Sepulchre
- First edition
- Author: Kate Mosse
- Series: Languedoc Trilogy
- Genre: Historical fiction
- Publisher: Orion Books
- Publication date: 2007
- Preceded by: Labyrinth
- Followed by: Citadel

= Sepulchre (novel) =

2007 book by Kate Mosse

Sepulchre is a novel by the English author Kate Mosse. The story is based in two time periods, 1891 and present day (2007), and follows two female protagonists. It was published in 2007.

==Plot summary==
In 1891, Léonie Vernier is a young girl living in Paris until an invitation from her uncle's widow Isolde prompts a journey to the Carcassonne region with her brother, Anatole. Unknown to Léonie, her brother had been having an affair with Isolde and is being pursued by her jealous former lover, Victor Constant. For a while, they live an idyllic lifestyle in the country. However, Constant discovers where they are staying and sets out to exact his revenge.
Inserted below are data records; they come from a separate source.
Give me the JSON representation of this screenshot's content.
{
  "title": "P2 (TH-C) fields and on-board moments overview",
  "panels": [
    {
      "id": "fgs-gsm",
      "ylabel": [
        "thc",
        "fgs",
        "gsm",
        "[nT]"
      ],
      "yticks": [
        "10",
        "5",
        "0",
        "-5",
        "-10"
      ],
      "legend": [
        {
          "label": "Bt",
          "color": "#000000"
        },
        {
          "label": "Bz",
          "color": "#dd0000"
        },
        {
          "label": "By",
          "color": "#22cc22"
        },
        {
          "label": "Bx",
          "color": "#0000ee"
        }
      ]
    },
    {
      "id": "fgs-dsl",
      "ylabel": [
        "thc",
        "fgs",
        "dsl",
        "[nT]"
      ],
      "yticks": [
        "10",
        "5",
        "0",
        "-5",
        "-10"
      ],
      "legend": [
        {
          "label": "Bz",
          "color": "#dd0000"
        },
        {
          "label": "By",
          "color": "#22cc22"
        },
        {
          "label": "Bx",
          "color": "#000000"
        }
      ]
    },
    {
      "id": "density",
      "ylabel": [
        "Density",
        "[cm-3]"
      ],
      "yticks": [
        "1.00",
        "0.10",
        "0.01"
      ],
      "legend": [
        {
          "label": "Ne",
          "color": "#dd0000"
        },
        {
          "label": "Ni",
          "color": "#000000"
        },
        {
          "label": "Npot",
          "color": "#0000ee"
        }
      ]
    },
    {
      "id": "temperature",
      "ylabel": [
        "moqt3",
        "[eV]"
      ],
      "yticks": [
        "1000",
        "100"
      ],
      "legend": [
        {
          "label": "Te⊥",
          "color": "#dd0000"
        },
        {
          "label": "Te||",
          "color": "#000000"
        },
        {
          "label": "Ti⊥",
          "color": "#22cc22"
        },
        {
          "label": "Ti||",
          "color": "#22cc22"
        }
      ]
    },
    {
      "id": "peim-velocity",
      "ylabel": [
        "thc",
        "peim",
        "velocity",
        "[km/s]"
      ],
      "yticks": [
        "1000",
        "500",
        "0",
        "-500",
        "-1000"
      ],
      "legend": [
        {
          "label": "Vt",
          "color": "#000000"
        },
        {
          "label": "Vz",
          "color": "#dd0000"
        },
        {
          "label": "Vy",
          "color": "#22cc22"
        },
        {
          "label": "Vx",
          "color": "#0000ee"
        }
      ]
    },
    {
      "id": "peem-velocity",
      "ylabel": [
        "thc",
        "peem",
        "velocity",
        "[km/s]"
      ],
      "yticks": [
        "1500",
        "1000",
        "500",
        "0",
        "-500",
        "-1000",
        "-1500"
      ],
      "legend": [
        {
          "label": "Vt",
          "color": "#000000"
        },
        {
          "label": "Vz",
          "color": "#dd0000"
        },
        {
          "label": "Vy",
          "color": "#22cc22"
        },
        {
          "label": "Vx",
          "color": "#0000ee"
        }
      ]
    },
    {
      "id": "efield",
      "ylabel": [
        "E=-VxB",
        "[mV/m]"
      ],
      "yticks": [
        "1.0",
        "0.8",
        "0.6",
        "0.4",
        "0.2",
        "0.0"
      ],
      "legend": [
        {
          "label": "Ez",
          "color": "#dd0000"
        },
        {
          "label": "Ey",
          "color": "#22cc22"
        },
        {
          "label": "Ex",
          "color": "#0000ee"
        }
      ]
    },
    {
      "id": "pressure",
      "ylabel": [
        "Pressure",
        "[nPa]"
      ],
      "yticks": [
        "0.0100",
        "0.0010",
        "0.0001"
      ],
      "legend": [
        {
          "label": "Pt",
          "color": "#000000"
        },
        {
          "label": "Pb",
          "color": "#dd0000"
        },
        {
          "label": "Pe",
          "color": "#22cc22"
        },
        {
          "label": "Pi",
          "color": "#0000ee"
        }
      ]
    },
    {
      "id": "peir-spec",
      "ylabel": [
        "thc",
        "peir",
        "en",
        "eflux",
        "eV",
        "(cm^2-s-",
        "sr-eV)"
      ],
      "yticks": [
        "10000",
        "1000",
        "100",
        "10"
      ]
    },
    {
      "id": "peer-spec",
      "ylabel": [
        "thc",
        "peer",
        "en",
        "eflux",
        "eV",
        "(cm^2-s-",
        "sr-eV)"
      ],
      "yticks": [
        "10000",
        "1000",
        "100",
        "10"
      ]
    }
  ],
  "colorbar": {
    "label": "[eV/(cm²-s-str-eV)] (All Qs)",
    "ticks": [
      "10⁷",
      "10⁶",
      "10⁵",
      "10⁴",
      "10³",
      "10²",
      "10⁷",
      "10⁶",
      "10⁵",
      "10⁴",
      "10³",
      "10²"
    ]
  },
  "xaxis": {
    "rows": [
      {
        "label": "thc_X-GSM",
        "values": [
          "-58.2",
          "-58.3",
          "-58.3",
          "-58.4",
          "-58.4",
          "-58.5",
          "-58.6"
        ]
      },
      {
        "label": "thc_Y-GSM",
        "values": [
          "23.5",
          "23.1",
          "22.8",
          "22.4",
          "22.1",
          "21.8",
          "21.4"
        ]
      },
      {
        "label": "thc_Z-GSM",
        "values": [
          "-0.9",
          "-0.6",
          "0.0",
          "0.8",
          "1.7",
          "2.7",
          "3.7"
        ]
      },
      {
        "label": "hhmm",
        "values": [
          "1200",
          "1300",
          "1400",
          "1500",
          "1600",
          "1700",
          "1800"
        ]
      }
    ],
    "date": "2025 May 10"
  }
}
In the present day, an American, Meredith Martin, is in France to research the life of Claude Debussy for a biography she is writing. She is also trying to find out more about her biological mother. During the visit, she uncovers information that links her lineage to that of Léonie Vernier and discovers the truth about the events in Carcassonne during that period in history.

Most of the action takes place in the Domaine de la Cade, a stately home in Rennes-les-Bains, which in 1891 is owned by Léonie's deceased uncle Jules and his wife Isolde, whom Anatole later marries. The house in Meredith's timeline has been repurposed as an upmarket hotel.

There are also parts of the book that are situated in Paris at the same time, as well as parts in towns and villages neighbouring Carcassonne.

The story features heavy reference to the occult and tarot readings, and the stories of Léonie and Meredith are brought together by a series of visions that are related to the tarot and a small church, known as a Sepulchre, in the grounds of the Domaine de la Cade.

Several of the major characters in Mosse's novel Labyrinth make cameo appearances in Sepulchre. Film rights are under negotiation.